仙台市地下鉄東西線の開業から、6日で2年がたった。2年目の1日の平均利用者数は、およそ5万5,100人と着実に増えているが、開業前の需要予測8万人には、ほど遠いのが現状となっている。一方で、運営資金の借り入れの違法性の指摘もあり、今後の運営に注目する必要がある。
東西線利用者は、「だいぶ便利になった。(東西線の)駅の近くに家があったので」、「最初は駅にまごついたが、慣れるとなんてことない」、「バスが少なくなったので、不便」などと話した。
開業から2年。
帰宅ラッシュで混雑する東西線の仙台駅。
利用者数は、1日あたり平均でおよそ5万5,100人が利用していて、2016年の同じ時期に比べ、12%ほど上回っている。
ただ、開業前に下方修正した需要予測8万人に対しては、2万5,000人ほど下回っていて、達成率は68.9%にとどまっている。
利用者の増加に向け、重要となるのが、沿線の開発だが。
地下鉄荒井駅周辺には、この1年間で、台湾の世界的な自転車メーカーがオープンしたり、ライブホール「仙台GIGS」が開業したりと、開発が進んでいる。
しかし、荒井駅の1日の平均利用者数は、およそ2,200人で、開業前の需要予測の半分ほど。
目標の8万人に、なかなか届かない利用者数。
東西線沿線の活性化を市長選の公約としていた、仙台市の郡 和子市長は、独自の活性化策をまだ打ち出していないが、東西線沿線の人口が、2年間で3,000人以上増えたことなどから、手応えを感じている。
郡市長は「需要予測で見ると、達成割合はかなり増えていると思った。これからも(利用者が)増える可能性を秘めている」と述べていた。
ただ、運営資金に違法性があるとの指摘も。
仙台市民オンブズマンは、市が一般会計から東西線を運行する市交通局に無利息で資金を貸し付けたのは違法だとして、住民監査請求をしている。
仙台オンブズマンの齋藤拓生弁護士は、「仙台市からの貸付金約160億円が回収不能になってしまう」と述べた。

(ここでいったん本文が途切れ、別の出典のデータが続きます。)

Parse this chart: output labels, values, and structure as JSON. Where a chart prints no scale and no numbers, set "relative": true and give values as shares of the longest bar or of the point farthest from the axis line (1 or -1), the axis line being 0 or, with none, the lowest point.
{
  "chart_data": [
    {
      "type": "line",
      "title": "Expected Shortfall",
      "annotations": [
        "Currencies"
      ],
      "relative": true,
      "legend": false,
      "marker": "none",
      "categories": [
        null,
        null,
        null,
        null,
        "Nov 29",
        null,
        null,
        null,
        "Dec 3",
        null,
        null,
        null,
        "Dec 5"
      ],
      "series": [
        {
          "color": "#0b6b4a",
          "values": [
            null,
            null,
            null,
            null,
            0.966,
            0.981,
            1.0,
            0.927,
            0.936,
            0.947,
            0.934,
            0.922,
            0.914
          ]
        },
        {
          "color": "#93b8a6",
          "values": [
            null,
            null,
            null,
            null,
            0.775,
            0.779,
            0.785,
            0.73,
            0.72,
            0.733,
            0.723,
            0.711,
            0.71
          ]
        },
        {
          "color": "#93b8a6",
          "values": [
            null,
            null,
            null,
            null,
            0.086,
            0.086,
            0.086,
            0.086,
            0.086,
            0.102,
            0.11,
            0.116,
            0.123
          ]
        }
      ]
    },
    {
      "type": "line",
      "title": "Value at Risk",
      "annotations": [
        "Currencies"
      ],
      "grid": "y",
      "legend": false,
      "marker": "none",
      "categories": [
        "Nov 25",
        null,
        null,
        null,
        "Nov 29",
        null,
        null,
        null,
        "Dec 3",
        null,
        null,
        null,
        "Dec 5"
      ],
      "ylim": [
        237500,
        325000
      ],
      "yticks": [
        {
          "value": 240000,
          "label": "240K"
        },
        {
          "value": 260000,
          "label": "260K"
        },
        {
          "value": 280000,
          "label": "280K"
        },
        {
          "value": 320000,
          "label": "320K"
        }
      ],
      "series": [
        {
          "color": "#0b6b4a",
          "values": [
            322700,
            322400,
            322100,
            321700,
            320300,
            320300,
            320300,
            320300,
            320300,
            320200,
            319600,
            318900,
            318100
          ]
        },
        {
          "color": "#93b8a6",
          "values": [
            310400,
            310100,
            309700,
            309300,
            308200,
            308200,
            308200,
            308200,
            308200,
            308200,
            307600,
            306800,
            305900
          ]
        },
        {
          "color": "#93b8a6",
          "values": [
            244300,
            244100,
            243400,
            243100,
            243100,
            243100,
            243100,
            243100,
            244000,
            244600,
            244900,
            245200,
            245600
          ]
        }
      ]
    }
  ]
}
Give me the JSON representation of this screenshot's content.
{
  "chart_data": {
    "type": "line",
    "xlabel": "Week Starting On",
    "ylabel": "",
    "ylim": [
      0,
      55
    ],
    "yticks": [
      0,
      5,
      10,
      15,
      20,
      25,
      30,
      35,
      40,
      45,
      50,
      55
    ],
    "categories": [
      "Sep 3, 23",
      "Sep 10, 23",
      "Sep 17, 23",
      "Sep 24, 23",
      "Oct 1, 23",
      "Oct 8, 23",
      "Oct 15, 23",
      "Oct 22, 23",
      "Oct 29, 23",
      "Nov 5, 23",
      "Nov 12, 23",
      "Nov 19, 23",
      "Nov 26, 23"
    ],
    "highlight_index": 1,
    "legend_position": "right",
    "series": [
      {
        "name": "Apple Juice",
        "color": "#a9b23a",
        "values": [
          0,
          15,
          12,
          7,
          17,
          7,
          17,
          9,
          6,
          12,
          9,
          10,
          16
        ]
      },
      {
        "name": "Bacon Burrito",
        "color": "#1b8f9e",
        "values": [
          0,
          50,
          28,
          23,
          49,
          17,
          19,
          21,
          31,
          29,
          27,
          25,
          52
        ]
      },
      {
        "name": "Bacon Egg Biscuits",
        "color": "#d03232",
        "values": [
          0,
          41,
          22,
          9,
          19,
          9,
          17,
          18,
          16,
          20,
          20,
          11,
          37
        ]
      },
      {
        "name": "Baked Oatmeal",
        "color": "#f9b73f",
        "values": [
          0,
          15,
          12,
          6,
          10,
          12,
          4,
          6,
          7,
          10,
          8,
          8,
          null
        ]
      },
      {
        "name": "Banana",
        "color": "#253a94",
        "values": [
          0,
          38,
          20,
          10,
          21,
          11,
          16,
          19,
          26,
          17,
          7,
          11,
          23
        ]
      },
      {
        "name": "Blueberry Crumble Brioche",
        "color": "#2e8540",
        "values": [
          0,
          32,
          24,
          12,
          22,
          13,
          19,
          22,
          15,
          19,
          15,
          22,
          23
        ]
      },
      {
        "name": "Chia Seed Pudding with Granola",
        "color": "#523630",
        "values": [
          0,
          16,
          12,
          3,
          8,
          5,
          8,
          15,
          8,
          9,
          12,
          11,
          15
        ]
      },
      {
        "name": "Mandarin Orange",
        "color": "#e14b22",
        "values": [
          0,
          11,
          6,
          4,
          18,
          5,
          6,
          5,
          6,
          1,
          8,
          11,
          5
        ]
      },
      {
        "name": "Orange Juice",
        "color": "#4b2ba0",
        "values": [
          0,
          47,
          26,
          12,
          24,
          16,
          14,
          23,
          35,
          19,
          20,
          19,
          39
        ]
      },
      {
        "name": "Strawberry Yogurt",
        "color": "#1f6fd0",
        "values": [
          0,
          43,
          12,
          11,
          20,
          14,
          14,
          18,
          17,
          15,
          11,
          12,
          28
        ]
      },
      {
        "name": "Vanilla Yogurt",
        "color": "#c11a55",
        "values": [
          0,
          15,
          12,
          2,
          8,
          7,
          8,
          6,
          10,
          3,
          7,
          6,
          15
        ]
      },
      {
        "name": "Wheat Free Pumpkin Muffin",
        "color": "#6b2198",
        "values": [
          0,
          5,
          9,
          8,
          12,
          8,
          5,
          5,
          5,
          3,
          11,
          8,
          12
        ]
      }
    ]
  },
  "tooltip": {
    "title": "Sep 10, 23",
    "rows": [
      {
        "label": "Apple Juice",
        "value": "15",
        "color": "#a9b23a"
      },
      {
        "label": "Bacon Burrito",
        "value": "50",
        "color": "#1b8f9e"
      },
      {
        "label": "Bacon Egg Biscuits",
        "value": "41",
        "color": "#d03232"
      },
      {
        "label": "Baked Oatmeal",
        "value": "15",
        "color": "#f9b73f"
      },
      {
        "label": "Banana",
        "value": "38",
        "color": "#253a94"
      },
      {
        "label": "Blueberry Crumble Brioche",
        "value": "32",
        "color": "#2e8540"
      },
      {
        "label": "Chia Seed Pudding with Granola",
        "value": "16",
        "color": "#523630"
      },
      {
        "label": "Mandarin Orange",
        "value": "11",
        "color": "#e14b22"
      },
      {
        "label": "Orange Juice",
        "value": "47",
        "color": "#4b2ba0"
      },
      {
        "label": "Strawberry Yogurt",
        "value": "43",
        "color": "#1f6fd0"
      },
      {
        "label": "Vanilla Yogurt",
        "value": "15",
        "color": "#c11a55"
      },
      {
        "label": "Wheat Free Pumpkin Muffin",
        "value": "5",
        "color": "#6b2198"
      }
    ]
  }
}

東西線沿線の活性化には、今後、「仙台市中心部に行きたくなるような」工夫が必要不可欠であると、専門家は指摘する。
宮城大学の徳永幸之教授は「郊外にない店やイベントを、都心に行けば味わえるように。都心が魅力的になれば、ついてくる形で、沿線も活性化していくのではないか」と話した。
開業から2年の地下鉄東西線。
使いたくなる工夫、市民が納得する税金の使い方。
仙台市は山積する課題に、どう取り組むのか。
市民は、市の動きに注目していかなければならない。